Cincuenta años de terror no son fáciles de olvidar. Supervivientes que resistieron a los atentados; viudos que perdieron a sus parejas por culpa de estos actos; huérfanos, niños que crecieron sin padres, otros sin hermanos… Ver que el grupo que les hizo vivir atemorizados durante tanto tiempo vuelve a encabezar las portadas de los principales diarios no es tarea fácil, afirman las víctimas consultadas. “No se debería permitir tanta cobertura al terrorismo, solo es una forma de seguirles el juego de la propaganda. Si ellos quisieran realmente desaparecer, habrían hecho un único comunicado y nos habrían ahorrado el sufrimiento de verles continuamente en los medios”, sentencia María del Mar Blanco, presidenta de la Fundación de Víctimas del Terrorismo y hermana de Miguel Ángel Blanco, concejal secuestrado y asesinado por ETA el 12 de julio de 1997.
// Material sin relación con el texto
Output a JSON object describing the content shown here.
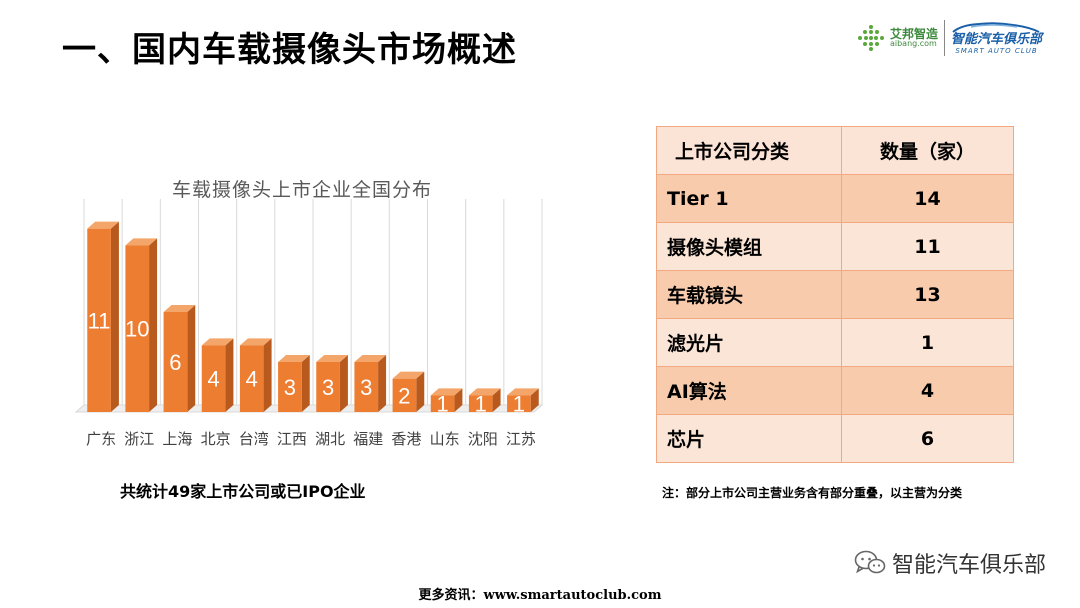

La atención psicológica no suple todos los traumas. “Hay mucha gente que está al borde de la depresión. Todavía hoy, yo paso del grito al llanto”, confiesa Carmen Imaz sobre su estado. En este sentido, la Asociación de Víctimas del Terrorismo (AVT) ha pedido al Gobierno que “tome la iniciativa para neutralizar” lo que califican de “campaña propagandística orquestada por ETA con la única finalidad de venderse a la comunidad internacional como si ellos fueran los buenos”. La AVT recuerda que los terroristas no han entregado las armas, no han ayudado a esclarecer los crímenes sin resolver y no han pedido perdón a todas las víctimas. “Exigimos al Gobierno que no nos quite nuestro derecho a la foto de la derrota de ETA”, concluye el comunicado.

¿Qué es el perdón?
Según el exministro Mayor Oreja, “el perdón es un sentimiento personal e intransferible. No es un proyecto político, es una actitud que depende de cada uno”. Para Carmen Imaz Blanco, en este caso, “el perdón es totalmente falso”, no cree que se pueda ni se deba “poner el contador a cero”. Del mismo modo, María del Mar Blanco ha manifestado que, aunque respeta lo que otras víctimas hagan, ella “ni perdona, ni olvida”.

De una forma u otra, el terror de ETA ha marcado la historia de España. Nunca se olvidará lo que una vez fue, aunque modifiquen su propósito, la “lucha por una Euskal Herria reunificada e independiente”, llevará siempre la marca del terrorismo vasco.